A female resident of Oakpark Healthcare Center died on 1/27/2013 from an infected and gangrenous foot wound. The resident was admitted to the facility with kidney disease, dementia, and diabetes. On 11/12/2012, she was observed with a Stage 2 left heel wound, but nursing notes since that date failed to document the condition or progression of the wound. The nursing staff also failed to monitor the wound for signs of infection, or obtain a wound consultation in a timely manner per physician’s orders on 12/19/2012.
During the painful progression of her pressure sore, the resident repeatedly cried out “help me” to nursing staff.
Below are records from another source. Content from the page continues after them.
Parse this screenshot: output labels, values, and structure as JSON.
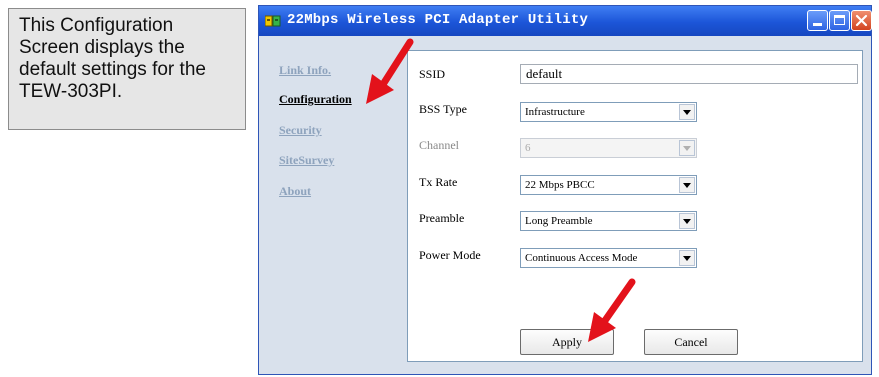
{
  "callout": {
    "text": "This Configuration Screen displays the default settings for the TEW-303PI."
  },
  "window": {
    "title": "22Mbps Wireless PCI Adapter Utility",
    "app_icon": "adapter-app-icon"
  },
  "sidebar": {
    "items": [
      {
        "label": "Link Info.",
        "active": false
      },
      {
        "label": "Configuration",
        "active": true
      },
      {
        "label": "Security",
        "active": false
      },
      {
        "label": "SiteSurvey",
        "active": false
      },
      {
        "label": "About",
        "active": false
      }
    ]
  },
  "config": {
    "ssid_label": "SSID",
    "ssid_value": "default",
    "bss_type_label": "BSS Type",
    "bss_type_value": "Infrastructure",
    "channel_label": "Channel",
    "channel_value": "6",
    "tx_rate_label": "Tx Rate",
    "tx_rate_value": "22 Mbps PBCC",
    "preamble_label": "Preamble",
    "preamble_value": "Long Preamble",
    "power_mode_label": "Power Mode",
    "power_mode_value": "Continuous Access Mode"
  },
  "buttons": {
    "apply": "Apply",
    "cancel": "Cancel"
  },
  "colors": {
    "titlebar": "#245edb",
    "window_bg": "#d9e1ec",
    "annotation_arrow": "#e3121b"
  }
}
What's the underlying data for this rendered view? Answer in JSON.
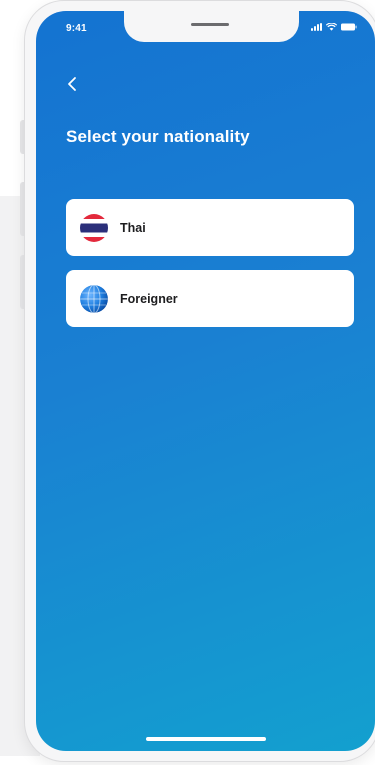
{
  "status_bar": {
    "time": "9:41",
    "icons": [
      "signal-icon",
      "wifi-icon",
      "battery-icon"
    ]
  },
  "header": {
    "back_icon": "chevron-left-icon",
    "title": "Select your nationality"
  },
  "options": [
    {
      "label": "Thai",
      "icon": "thailand-flag-icon"
    },
    {
      "label": "Foreigner",
      "icon": "globe-icon"
    }
  ],
  "colors": {
    "background_start": "#1473d1",
    "background_end": "#13a0cf",
    "card": "#ffffff",
    "text_on_card": "#1d1d1f",
    "flag_red": "#e3293c",
    "flag_blue": "#2b2f7a",
    "globe_blue": "#1f7fe0"
  }
}
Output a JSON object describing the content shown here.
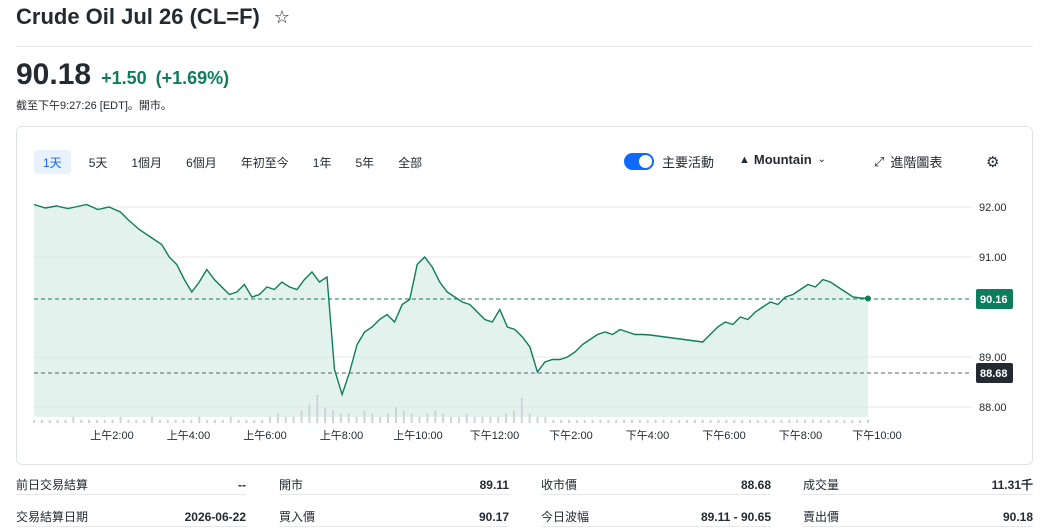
{
  "header": {
    "title": "Crude Oil Jul 26 (CL=F)",
    "star_icon": "star-outline-icon"
  },
  "quote": {
    "price": "90.18",
    "change": "+1.50",
    "change_pct": "(+1.69%)",
    "as_of": "截至下午9:27:26 [EDT]。開市。",
    "positive_color": "#0d7d5b"
  },
  "toolbar": {
    "ranges": [
      "1天",
      "5天",
      "1個月",
      "6個月",
      "年初至今",
      "1年",
      "5年",
      "全部"
    ],
    "active_range": "1天",
    "key_events_label": "主要活動",
    "key_events_on": true,
    "chart_type_label": "Mountain",
    "advanced_label": "進階圖表",
    "accent_color": "#0f69ff"
  },
  "chart_data": {
    "type": "area",
    "x_tick_labels": [
      "上午2:00",
      "上午4:00",
      "上午6:00",
      "上午8:00",
      "上午10:00",
      "下午12:00",
      "下午2:00",
      "下午4:00",
      "下午6:00",
      "下午8:00",
      "下午10:00"
    ],
    "y_tick_labels": [
      "92.00",
      "91.00",
      "89.00",
      "88.00"
    ],
    "ylim": [
      87.8,
      92.2
    ],
    "series": [
      {
        "x": [
          0.0,
          0.3,
          0.6,
          0.9,
          1.1,
          1.4,
          1.7,
          2.0,
          2.3,
          2.5,
          2.8,
          3.1,
          3.4,
          3.6,
          3.8,
          4.0,
          4.2,
          4.4,
          4.6,
          4.8,
          5.0,
          5.2,
          5.4,
          5.6,
          5.8,
          6.0,
          6.2,
          6.4,
          6.6,
          6.8,
          7.0,
          7.2,
          7.4,
          7.6,
          7.8,
          8.0,
          8.2,
          8.4,
          8.6,
          8.8,
          9.0,
          9.2,
          9.4,
          9.6,
          9.8,
          10.0,
          10.2,
          10.4,
          10.6,
          10.8,
          11.0,
          11.2,
          11.4,
          11.6,
          11.8,
          12.0,
          12.2,
          12.4,
          12.6,
          12.8,
          13.0,
          13.2,
          13.4,
          13.6,
          13.8,
          14.0,
          14.2,
          14.4,
          14.6,
          14.8,
          15.0,
          15.2,
          15.4,
          15.6,
          15.8,
          16.0,
          16.2,
          16.4,
          16.6,
          16.8,
          17.0,
          17.2,
          17.4,
          17.6,
          17.8,
          18.0,
          18.2,
          18.4,
          18.6,
          18.8,
          19.0,
          19.2,
          19.4,
          19.6,
          19.8,
          20.0,
          20.2,
          20.4,
          20.6,
          20.8,
          21.0,
          21.2,
          21.4,
          21.6,
          21.8,
          22.0,
          22.2
        ],
        "y": [
          92.05,
          91.98,
          92.02,
          91.97,
          92.0,
          92.05,
          91.95,
          92.0,
          91.9,
          91.75,
          91.55,
          91.4,
          91.25,
          91.0,
          90.85,
          90.55,
          90.3,
          90.5,
          90.75,
          90.55,
          90.4,
          90.25,
          90.3,
          90.45,
          90.2,
          90.25,
          90.4,
          90.35,
          90.5,
          90.4,
          90.35,
          90.55,
          90.7,
          90.5,
          90.6,
          88.75,
          88.25,
          88.7,
          89.25,
          89.5,
          89.6,
          89.75,
          89.85,
          89.7,
          90.05,
          90.15,
          90.85,
          91.0,
          90.8,
          90.5,
          90.3,
          90.2,
          90.1,
          90.05,
          89.9,
          89.75,
          89.7,
          89.95,
          89.6,
          89.55,
          89.4,
          89.2,
          88.7,
          88.9,
          88.95,
          88.95,
          89.0,
          89.1,
          89.25,
          89.35,
          89.45,
          89.5,
          89.45,
          89.55,
          89.5,
          89.45,
          89.45,
          89.44,
          89.42,
          89.4,
          89.38,
          89.36,
          89.34,
          89.32,
          89.3,
          89.45,
          89.6,
          89.7,
          89.65,
          89.8,
          89.75,
          89.9,
          90.0,
          90.1,
          90.05,
          90.2,
          90.25,
          90.35,
          90.45,
          90.4,
          90.55,
          90.5,
          90.4,
          90.3,
          90.2,
          90.18,
          90.17
        ]
      }
    ],
    "volume": [
      1,
      1,
      1,
      1,
      1,
      2,
      1,
      1,
      1,
      1,
      1,
      2,
      1,
      1,
      1,
      2,
      1,
      1,
      1,
      1,
      1,
      2,
      1,
      1,
      1,
      2,
      1,
      1,
      1,
      1,
      2,
      3,
      2,
      2,
      4,
      6,
      9,
      5,
      4,
      3,
      3,
      2,
      4,
      3,
      2,
      3,
      5,
      4,
      3,
      2,
      3,
      4,
      3,
      2,
      2,
      3,
      2,
      2,
      2,
      2,
      3,
      4,
      8,
      3,
      2,
      2,
      1,
      1,
      1,
      1,
      1,
      1,
      1,
      1,
      1,
      1,
      1,
      1,
      1,
      1,
      1,
      1,
      1,
      1,
      1,
      1,
      1,
      1,
      1,
      1,
      1,
      1,
      1,
      1,
      1,
      1,
      1,
      1,
      1,
      1,
      1,
      1,
      1,
      1,
      1,
      1,
      1
    ],
    "current_price_tag": "90.16",
    "prev_close_tag": "88.68",
    "current_value": 90.16,
    "prev_close_value": 88.68,
    "line_color": "#0d7d5b",
    "fill_color": "#d9ede5",
    "grid": true
  },
  "stats": {
    "col1": [
      {
        "label": "前日交易結算",
        "value": "--"
      },
      {
        "label": "交易結算日期",
        "value": "2026-06-22"
      }
    ],
    "col2": [
      {
        "label": "開市",
        "value": "89.11"
      },
      {
        "label": "買入價",
        "value": "90.17"
      }
    ],
    "col3": [
      {
        "label": "收市價",
        "value": "88.68"
      },
      {
        "label": "今日波幅",
        "value": "89.11 - 90.65"
      }
    ],
    "col4": [
      {
        "label": "成交量",
        "value": "11.31千"
      },
      {
        "label": "賣出價",
        "value": "90.18"
      }
    ]
  }
}
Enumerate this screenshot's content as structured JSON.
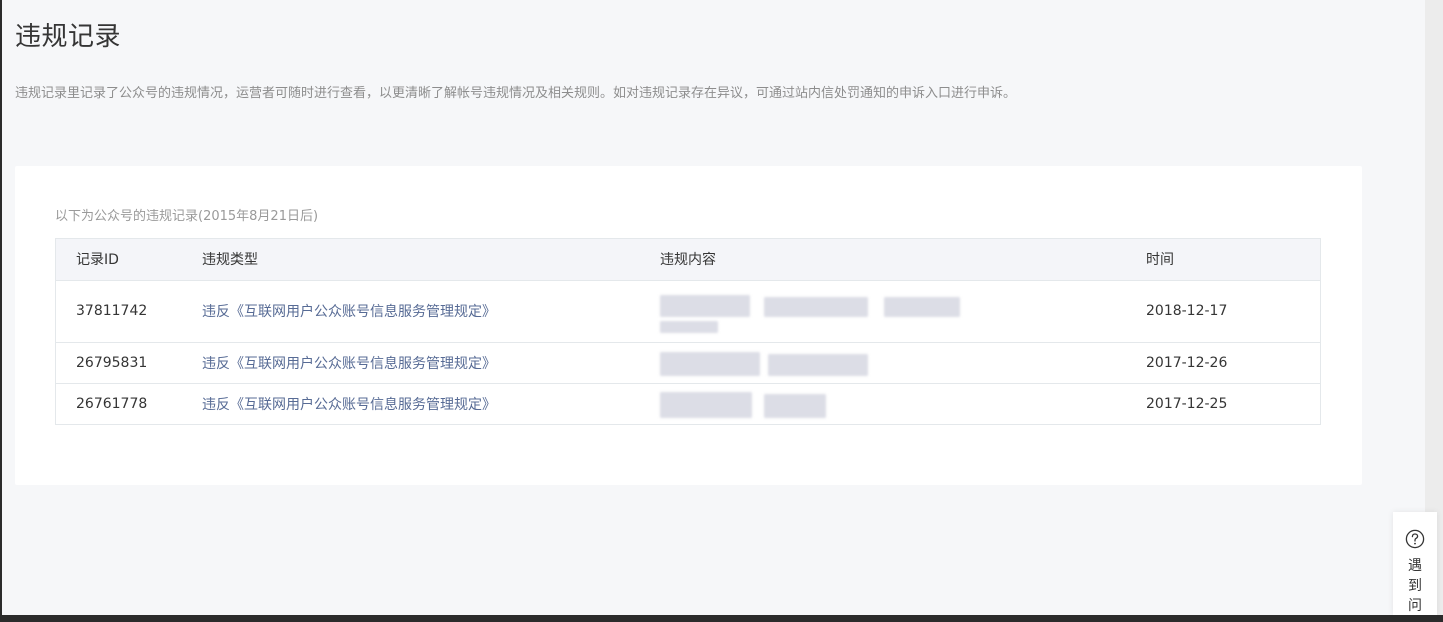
{
  "page": {
    "title": "违规记录",
    "description": "违规记录里记录了公众号的违规情况，运营者可随时进行查看，以更清晰了解帐号违规情况及相关规则。如对违规记录存在异议，可通过站内信处罚通知的申诉入口进行申诉。"
  },
  "records": {
    "caption": "以下为公众号的违规记录(2015年8月21日后)",
    "headers": {
      "id": "记录ID",
      "type": "违规类型",
      "content": "违规内容",
      "time": "时间"
    },
    "rows": [
      {
        "id": "37811742",
        "type": "违反《互联网用户公众账号信息服务管理规定》",
        "time": "2018-12-17"
      },
      {
        "id": "26795831",
        "type": "违反《互联网用户公众账号信息服务管理规定》",
        "time": "2017-12-26"
      },
      {
        "id": "26761778",
        "type": "违反《互联网用户公众账号信息服务管理规定》",
        "time": "2017-12-25"
      }
    ]
  },
  "help": {
    "label": "遇到问",
    "icon": "question-circle-icon"
  },
  "colors": {
    "page_bg": "#f6f7f9",
    "link": "#576b95",
    "text": "#353535",
    "muted": "#8d8d8d"
  }
}
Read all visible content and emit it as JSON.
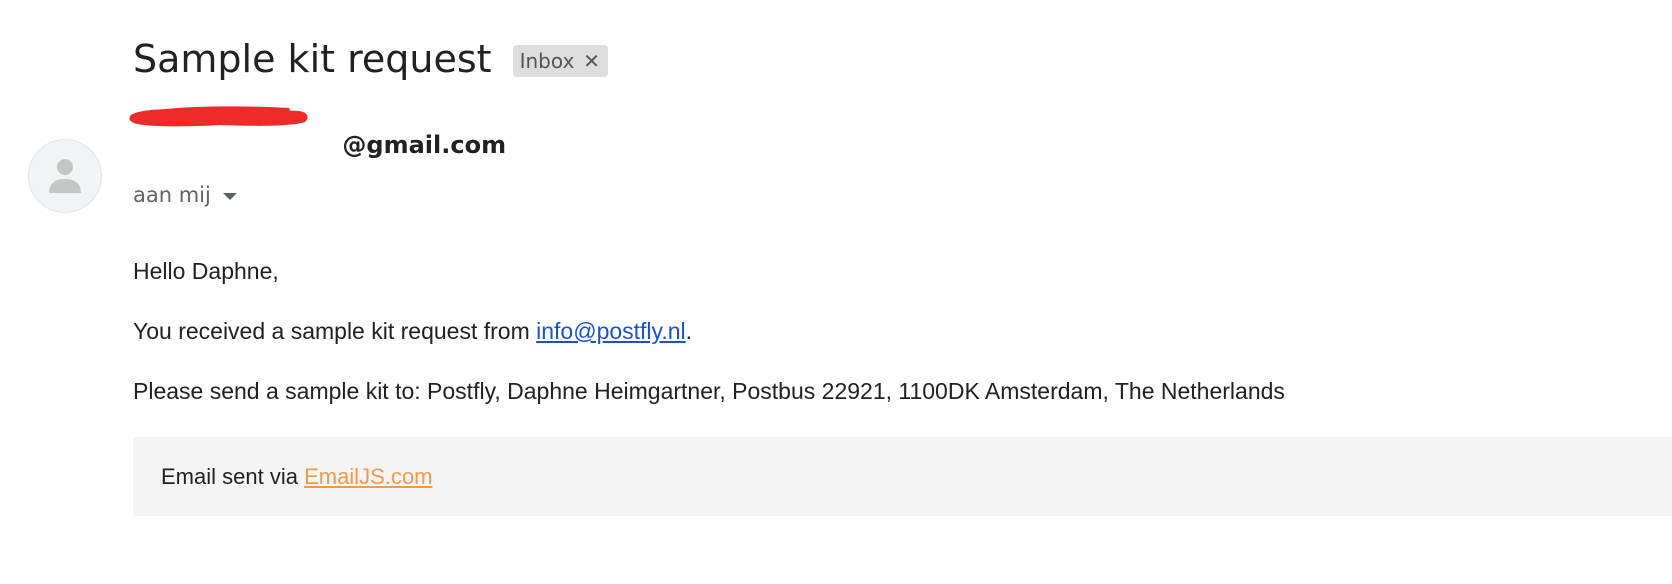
{
  "email": {
    "subject": "Sample kit request",
    "label": {
      "text": "Inbox",
      "close_glyph": "✕"
    },
    "sender": {
      "email_visible_part": "@gmail.com",
      "avatar_icon": "person-icon",
      "redaction_color": "#ee2a2a"
    },
    "recipient": "aan mij",
    "body": {
      "greeting": "Hello Daphne,",
      "line1_prefix": "You received a sample kit request from ",
      "line1_link": "info@postfly.nl",
      "line1_suffix": ".",
      "line2": "Please send a sample kit to: Postfly, Daphne Heimgartner, Postbus 22921, 1100DK Amsterdam, The Netherlands"
    },
    "footer": {
      "prefix": "Email sent via ",
      "link": "EmailJS.com",
      "link_color": "#f09a4b"
    }
  },
  "colors": {
    "text": "#202124",
    "secondary_text": "#5f6368",
    "link_blue": "#1a53c7",
    "chip_bg": "#dddddd",
    "footer_bg": "#f4f4f4"
  }
}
Her cries for help were not linked to her wound; rather her continuous pleas were labeled “psychotic.” The resident’s physician and the facility’s staff responded by increasing her prescriptions for psychoactive medications, including Haldol, Ativan, Depakote, and antidepressants. The cocktail of chemical restraints was unable to stem the resident’s uncontrollable and excruciating pain.
The resident’s care plan did not include a determination of whether the screaming for help was related to severe pain from her gangrenous and ultimately fatal wound.
Originally, the facility was given a deficiency and no monetary fine for this horribly shocking case. After an appeal, the facility was cited and assessed a $75,000 fine but not until over two-and-a-half years after the DPH investigation was initiated.